The exception to this is secrets. I wouldn't want to be passing secrets around as the payload is recorded in many places in plaintext; instead use a reference to where the secret is located, or handle them out-of-band.

Handle Exceptions if Needed

Handle state exceptions if you need to clean up partially-completed activities, or perhaps report to an external source like email, Slack, etc.

If you don't need to do any cleanup, then just let the Lambda error; the Step Function interface will show you clearly which state failed, and even show you Lambda exceptions in the Step Functions console (with a link to the Lambda console and CloudWatch Logs console), which makes troubleshooting quick and easy.

Start by catching States.ALL in your ErrorEquals, and add more explicit entries to your Catch property as needed. There's an error handling demo in the documentation you can use to see it in action.

Set Timeouts

Forgetting to set sensible timeouts is something I've seen many developers (including myself) fall prey to. If there's an obvious and sensible limit to how long something should reasonably run, then capture that explicitly in the TimeoutSeconds property of your state.

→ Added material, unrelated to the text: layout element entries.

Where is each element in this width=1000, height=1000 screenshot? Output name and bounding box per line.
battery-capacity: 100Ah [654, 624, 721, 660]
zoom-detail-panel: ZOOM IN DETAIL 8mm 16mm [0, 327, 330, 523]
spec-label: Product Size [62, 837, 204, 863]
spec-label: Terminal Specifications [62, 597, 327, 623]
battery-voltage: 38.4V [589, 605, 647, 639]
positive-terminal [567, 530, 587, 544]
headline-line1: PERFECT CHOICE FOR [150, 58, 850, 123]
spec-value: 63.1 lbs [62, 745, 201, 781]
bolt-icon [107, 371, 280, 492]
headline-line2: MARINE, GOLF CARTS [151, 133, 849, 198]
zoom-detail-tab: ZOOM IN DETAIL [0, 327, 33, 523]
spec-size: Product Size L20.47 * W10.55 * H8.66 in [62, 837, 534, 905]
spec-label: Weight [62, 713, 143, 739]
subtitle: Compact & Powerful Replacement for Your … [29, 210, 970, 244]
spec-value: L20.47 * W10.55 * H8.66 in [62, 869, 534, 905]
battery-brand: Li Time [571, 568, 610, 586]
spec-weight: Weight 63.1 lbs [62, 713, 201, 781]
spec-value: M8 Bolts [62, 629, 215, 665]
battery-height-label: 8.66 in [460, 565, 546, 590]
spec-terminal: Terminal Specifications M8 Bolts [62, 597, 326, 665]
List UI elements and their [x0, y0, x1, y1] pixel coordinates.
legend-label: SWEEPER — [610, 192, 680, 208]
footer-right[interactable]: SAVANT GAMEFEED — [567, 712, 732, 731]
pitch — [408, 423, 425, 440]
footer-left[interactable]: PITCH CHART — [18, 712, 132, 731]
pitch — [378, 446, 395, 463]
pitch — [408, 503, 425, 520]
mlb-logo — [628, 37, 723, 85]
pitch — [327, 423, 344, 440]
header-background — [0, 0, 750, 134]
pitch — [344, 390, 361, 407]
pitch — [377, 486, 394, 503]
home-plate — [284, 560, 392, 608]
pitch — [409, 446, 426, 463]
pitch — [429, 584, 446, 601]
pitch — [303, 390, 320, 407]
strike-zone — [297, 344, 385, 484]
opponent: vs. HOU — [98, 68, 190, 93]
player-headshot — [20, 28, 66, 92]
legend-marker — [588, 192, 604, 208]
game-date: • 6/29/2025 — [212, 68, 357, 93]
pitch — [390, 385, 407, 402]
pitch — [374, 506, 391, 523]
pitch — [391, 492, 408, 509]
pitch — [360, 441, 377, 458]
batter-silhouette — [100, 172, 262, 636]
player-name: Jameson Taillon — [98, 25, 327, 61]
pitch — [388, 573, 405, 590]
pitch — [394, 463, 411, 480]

While this probably won't save you much trouble during development, it will save you when you've deployed your Step Function to production and you're no longer watching it's every execution. This should be similar to how you treat your Lambda functions already (you ARE setting reasonable timeouts on your Lambda functions, aren't you?!).

Avoid Waits

Well, avoid static wait states; If you're just going to set a static value in seconds, you're probably just working around a downstream limitation (i.e. by polling).

This is probably the recommendation on this list I ignore the most myself, but I don't feel good about it when I do.

Remember that you can wait a dynamic amount of time by using SecondsPath to reference a value, or to a specific time using TimestampPath and the JSON path syntax (e.g. $.path.to.my.value). By using these values and setting the value dynamically, you can implement back-off timing as well.

Avoid Activities

Activities used to be the only way to do long-running, out-of-band work that didn't fit in to a Step Function service integration.

This is no longer the case now that we have the callback pattern: Start a task, and have the worker callback to the Step Function (with the task token) when it's completed; no polling, no waiting.

Step Function Callback Pattern

There's of the callback pattern in the documentation, and in the Sample Projects if you create a Step Function through the console:

Callback Sample Project

Nest Step Functions

Another one of the recently released features is the ability for a Step Function to have a service integration with Step Functions; meta, I know.

This is great because it allows you to encapsulate and "abstract away" related (but complex) workflows in their own state machine.

Use Dynamic Parallelism Sparingly

While I haven't had a chance to use to use the just-announced dynamic parallelism, I will be using it with care when I do.

While it might be the most requested feature, I can definitely see ways that this functionality can go wrong. Part of the benefit I see in Step Functions is that it limits you things you can explicitly declare up-front; sometimes less is more. Hopefully, the built-in limitations of the states language will help protect users (i.e. ME) from any run-away scenarios...

Monitoring

You should keep an eye on how your Step Functions run. A CloudWatch Dashboard with the following recommended metrics would be a good place to start:

  • ExecutionsStarted
  • ExecutionsFailed
  • ExecutionsAborted
  • ExecutionsTimedOut
  • LambdaFunctionsStarted
  • LambdaFunctionsTimedOut

These basic metrics will highlight if your executions start behaving strangely, without taking a long time to think about or configure.

Conclusion

These are recommendations, that you can - and should - ignore in the right situations.

That being said, if you don't have a reason to ignore them I strongly recommend you follow them, as they will help you when things go wrong in your state machines. As always, the Amazon States Language Specification is your friend.